C. Godin, bereitgestellt von den Autoren

Unsere Studie ermöglicht ein tiefes Verständnis dafür, wie Genaktivitäten mit Wachstumsprozessen zusammenwirken, um den Pflanzen ihr Aussehen zu verleihen. Sie verdeutlicht die Fähigkeit der Stängelknospen, sich extrem zu vervielfachen — eine Fähigkeit, die in der Natur meistens verborgen bleibt, weil verschiedene Mechanismen greifen: Die Knospen bilden entweder Blüten oder so lange Stängel, bis sie neue Knospen erzeugen, was weniger kompakte Strukturen als Kohlformen ergibt; es gibt Prioritätskonflikte beim Wachstum, wodurch seitliche Knospen oft inaktiv bleiben, solange die Hauptknospe wächst; zudem wird durch den Blüteprozess die Aktivität einer Knospe beendet, indem sie zu einer Blüte transformiert wird.

All diese Mechanismen, die bei den meisten Pflanzen normalerweise die unkontrollierte Vervielfältigung von Stängeln verhindern, sind beim Blumenkohl gleichzeitig deaktiviert, was die Produktion massenhaft wiederkehrender und kompakter Stängelstrukturen ermöglicht.


Diese Ergebnisse bei der Modellpflanze Arabidopsis eröffnen neue Perspektiven in der Forschung und der Landwirtschaft.
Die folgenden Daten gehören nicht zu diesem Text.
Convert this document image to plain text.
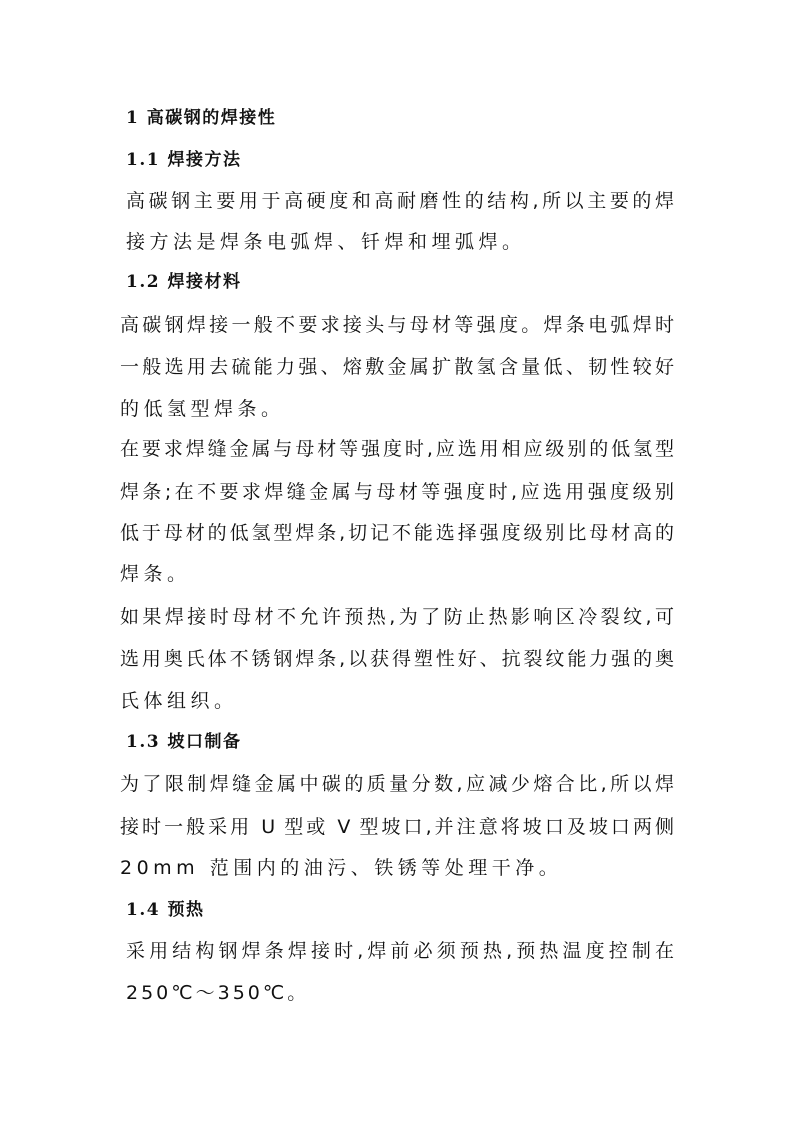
1 高碳钢的焊接性
1.1 焊接方法
高碳钢主要用于高硬度和高耐磨性的结构,所以主要的焊
接方法是焊条电弧焊、钎焊和埋弧焊。
1.2 焊接材料
高碳钢焊接一般不要求接头与母材等强度。焊条电弧焊时
一般选用去硫能力强、熔敷金属扩散氢含量低、韧性较好
的低氢型焊条。
在要求焊缝金属与母材等强度时,应选用相应级别的低氢型
焊条;在不要求焊缝金属与母材等强度时,应选用强度级别
低于母材的低氢型焊条,切记不能选择强度级别比母材高的
焊条。
如果焊接时母材不允许预热,为了防止热影响区冷裂纹,可
选用奥氏体不锈钢焊条,以获得塑性好、抗裂纹能力强的奥
氏体组织。
1.3 坡口制备
为了限制焊缝金属中碳的质量分数,应减少熔合比,所以焊
接时一般采用 U 型或 V 型坡口,并注意将坡口及坡口两侧
20mm 范围内的油污、铁锈等处理干净。
1.4 预热
采用结构钢焊条焊接时,焊前必须预热,预热温度控制在
250℃～350℃。
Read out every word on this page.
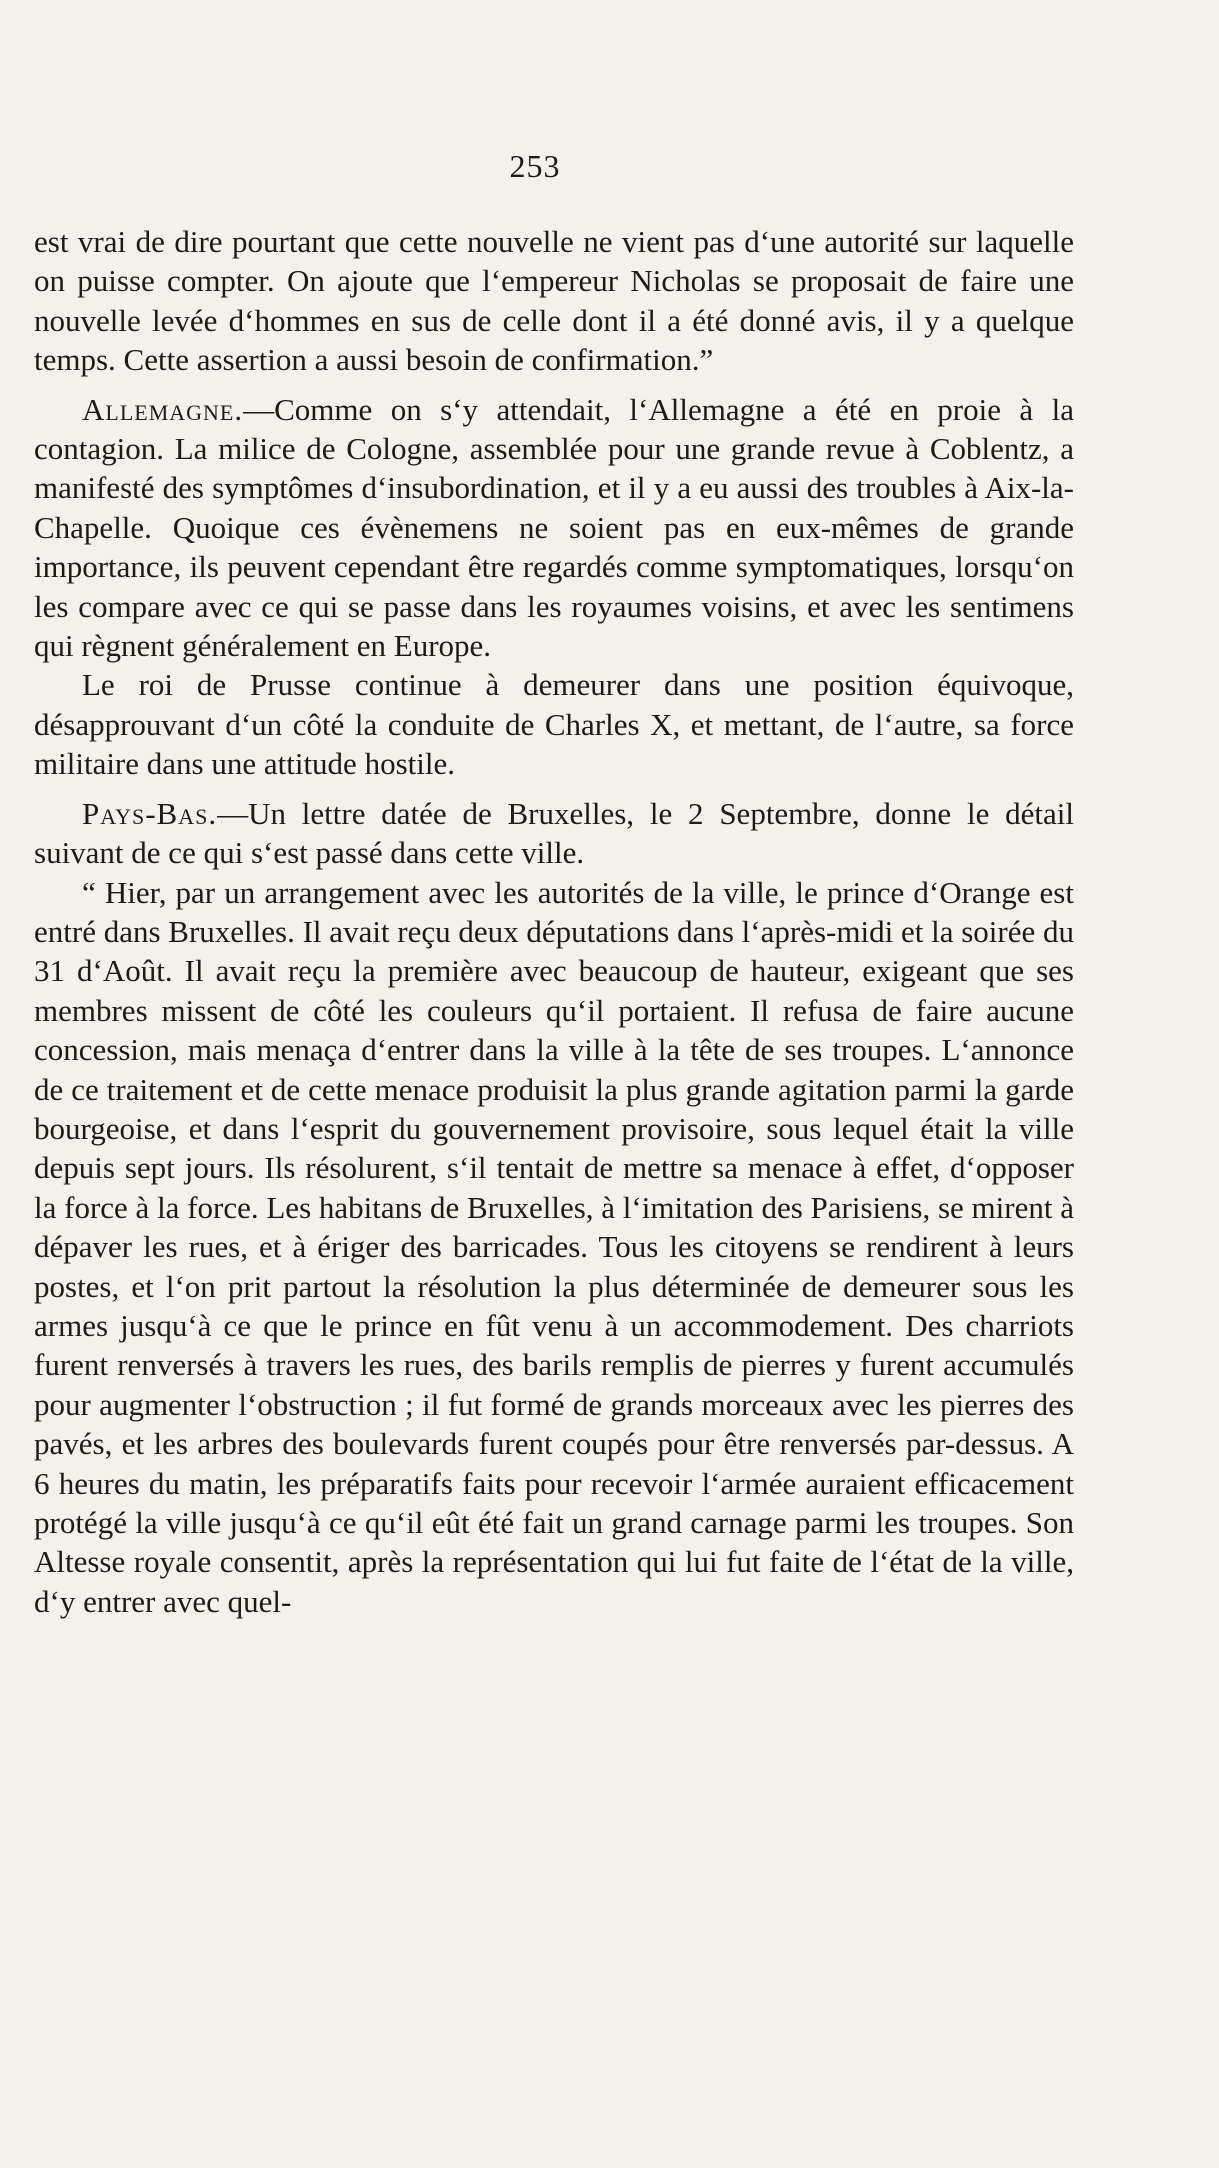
253

est vrai de dire pourtant que cette nouvelle ne vient pas d‘une autorité sur laquelle on puisse compter. On ajoute que l‘empereur Nicholas se proposait de faire une nouvelle levée d‘hommes en sus de celle dont il a été donné avis, il y a quelque temps. Cette assertion a aussi besoin de confirmation.”

Allemagne.—Comme on s‘y attendait, l‘Allemagne a été en proie à la contagion. La milice de Cologne, assemblée pour une grande revue à Coblentz, a manifesté des symptômes d‘insubordination, et il y a eu aussi des troubles à Aix-la-Chapelle. Quoique ces évènemens ne soient pas en eux-mêmes de grande importance, ils peuvent cependant être regardés comme symptomatiques, lorsqu‘on les compare avec ce qui se passe dans les royaumes voisins, et avec les sentimens qui règnent généralement en Europe.

Le roi de Prusse continue à demeurer dans une position équivoque, désapprouvant d‘un côté la conduite de Charles X, et mettant, de l‘autre, sa force militaire dans une attitude hostile.

Pays-Bas.—Un lettre datée de Bruxelles, le 2 Septembre, donne le détail suivant de ce qui s‘est passé dans cette ville.

“ Hier, par un arrangement avec les autorités de la ville, le prince d‘Orange est entré dans Bruxelles. Il avait reçu deux députations dans l‘après-midi et la soirée du 31 d‘Août. Il avait reçu la première avec beaucoup de hauteur, exigeant que ses membres missent de côté les couleurs qu‘il portaient. Il refusa de faire aucune concession, mais menaça d‘entrer dans la ville à la tête de ses troupes. L‘annonce de ce traitement et de cette menace produisit la plus grande agitation parmi la garde bourgeoise, et dans l‘esprit du gouvernement provisoire, sous lequel était la ville depuis sept jours. Ils résolurent, s‘il tentait de mettre sa menace à effet, d‘opposer la force à la force. Les habitans de Bruxelles, à l‘imitation des Parisiens, se mirent à dépaver les rues, et à ériger des barricades. Tous les citoyens se rendirent à leurs postes, et l‘on prit partout la résolution la plus déterminée de demeurer sous les armes jusqu‘à ce que le prince en fût venu à un accommodement. Des charriots furent renversés à travers les rues, des barils remplis de pierres y furent accumulés pour augmenter l‘obstruction ; il fut formé de grands morceaux avec les pierres des pavés, et les arbres des boulevards furent coupés pour être renversés par-dessus. A 6 heures du matin, les préparatifs faits pour recevoir l‘armée auraient efficacement protégé la ville jusqu‘à ce qu‘il eût été fait un grand carnage parmi les troupes. Son Altesse royale consentit, après la représentation qui lui fut faite de l‘état de la ville, d‘y entrer avec quel-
In der Forschung dienen sie zum Beispiel als Leitfaden, um die Veränderungen bei der Domestikation zu identifizieren, die letztlich für die besondere Form von Blumenkohl und Romanesco verantwortlich sind. In der Landwirtschaft bieten sie einen wertvollen Rahmen, um neue Fortschritte in der Domestikation anzugehen.

Sobald alle Mutationen identifiziert sind, die für die Blumenkohlform verantwortlich sind, wird es möglich sein, wilde Grünkohlsorten, die landwirtschaftliche Vorteile bieten (z. B. höhere Resistenz gegen Krankheiten oder steigende Temperaturen), zu züchten und daraus Blumenkohl oder Romanesco herzustellen. Dieser Ansatz, bekannt als de novo Domestikation, zielt darauf ab, den Domestikationsprozess, der über Jahrtausende hinweg ablief, auf beschleunigte Weise nachzuvollziehen, zum Beispiel durch Techniken der Genom-Editierung.